Training

The training process of our SMT system is performed by the script training.perl. The entire system can be run deployed in several steps, starting from a training bitext and the corresponding word-to-word alignments. Next, we show an example of training using the French-English example:

$> training.perl \
     --train-src data/newsco.fr \
     --train-trg data/newsco.en \
     --alignment-file data/newsco.fr2en.ali \
     --train-src-rules data/newsco.fr.pos \
     --train-src-bm data/newsco.fr \
     --train-trg-bm data/newsco.en \
     --name-src-bm w \
     --name-trg-bm w \
     --output-dir fr2en \
     --first-step 1 \
     --last-step 8

The first three parameters indicate the input files needed to build our SMT system (source and target training bitext and the corresponding alignment).

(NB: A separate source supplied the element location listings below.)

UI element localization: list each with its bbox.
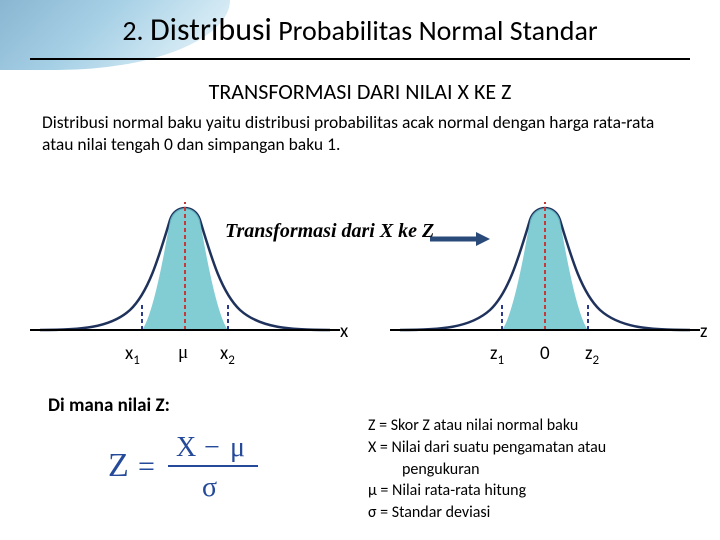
label-x2-sub: 2 [228, 353, 235, 368]
arrow-icon [430, 232, 490, 244]
legend-x-1: X = Nilai dari suatu pengamatan atau [368, 438, 690, 459]
label-z2: z2 [585, 342, 599, 368]
transform-label: Transformasi dari X ke Z [225, 220, 434, 243]
label-z-axis-text: z [700, 320, 708, 343]
slide: 2. Distribusi Probabilitas Normal Standa… [0, 0, 720, 540]
label-z1: z1 [490, 342, 504, 368]
label-x1: x1 [125, 342, 140, 368]
label-z1-sym: z [490, 342, 498, 365]
label-x-axis-text: x [340, 320, 348, 343]
z-formula: Z = X − μ σ [100, 426, 290, 511]
label-zero-text: 0 [540, 342, 550, 365]
label-z1-sub: 1 [498, 353, 505, 368]
left-bell-svg [20, 190, 350, 360]
label-x2-sym: x [220, 342, 228, 365]
formula-lhs: Z [108, 447, 129, 484]
title-rest: Probabilitas Normal Standar [278, 13, 597, 48]
description: Distribusi normal baku yaitu distribusi … [42, 112, 678, 156]
legend-x-2: pengukuran [368, 460, 690, 481]
label-zero: 0 [540, 342, 550, 365]
formula-sigma: σ [202, 472, 217, 503]
subheading: TRANSFORMASI DARI NILAI X KE Z [0, 78, 720, 105]
right-bell-svg [380, 190, 710, 360]
label-x2: x2 [220, 342, 235, 368]
dimana-label: Di mana nilai Z: [48, 394, 170, 417]
formula-mu: μ [230, 432, 245, 463]
right-bell-chart [380, 190, 710, 360]
label-x-axis: x [340, 320, 348, 343]
title-underline [30, 58, 690, 60]
left-bell-chart [20, 190, 350, 360]
legend: Z = Skor Z atau nilai normal baku X = Ni… [368, 416, 690, 525]
legend-mu: μ = Nilai rata-rata hitung [368, 481, 690, 502]
formula-X: X [176, 432, 196, 463]
formula-minus: − [204, 432, 220, 463]
label-z-axis: z [700, 320, 708, 343]
title-big: Distribusi [150, 10, 272, 49]
label-z2-sub: 2 [593, 353, 600, 368]
label-x1-sub: 1 [133, 353, 140, 368]
formula-eq: = [138, 450, 155, 483]
label-x1-sym: x [125, 342, 133, 365]
label-mu-sym: μ [178, 342, 188, 363]
legend-sigma: σ = Standar deviasi [368, 503, 690, 524]
title-number: 2. [122, 13, 143, 48]
label-z2-sym: z [585, 342, 593, 365]
label-mu: μ [178, 342, 188, 364]
slide-title: 2. Distribusi Probabilitas Normal Standa… [0, 10, 720, 49]
legend-z: Z = Skor Z atau nilai normal baku [368, 416, 690, 437]
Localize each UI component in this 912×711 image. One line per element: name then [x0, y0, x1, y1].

In the first step, the word distribution is built from the word alignments newsco.fr2de/lex.f2n, newsco.fr2de/lex.n2f. Translation units are then extracted (step 1) newsco.fr2de/unfoldNULL and filtered (step 2) to avoid source-NULLed units newsco.fr2de/unfold.

The final vocabulary of units is built after applying several pruning techniques unfold.maxs5.maxf4.tnb30.voc (step 3). Uncontextualized scores are also computed for each tuple unfold.maxs5.maxf4.tnb30.voc.lex1.lex2.rfreq1.rfreq2.

The parameters --train-src-bm and --train-trg-bm consist of the training bitext factors used to estimate a bilingual n-gram language model. Multiple bilingual n-grams can be estimated using different word factors (step 4). In the example, the bilingual n-gram is built from raw words (as it employs the word files: newsco.fr and newsco.en). Parameters --name-src-bm and --name-trg-bm are used to identify the model. The final model is placed in: fr2en/unfold.maxs5.maxf4.tnb30.voc.w-w.bil.-order_3_-unk_-gt3min_1_-kndiscount_-interpolate.lm.mmap.

Note that the additional file newsco.fr2de/unfold.maxs5.maxf4.tnb30.voc.w-w.bil.factor is also built. It is used by the decoder to identify the factor (token used in the language model) associated to each translation unit.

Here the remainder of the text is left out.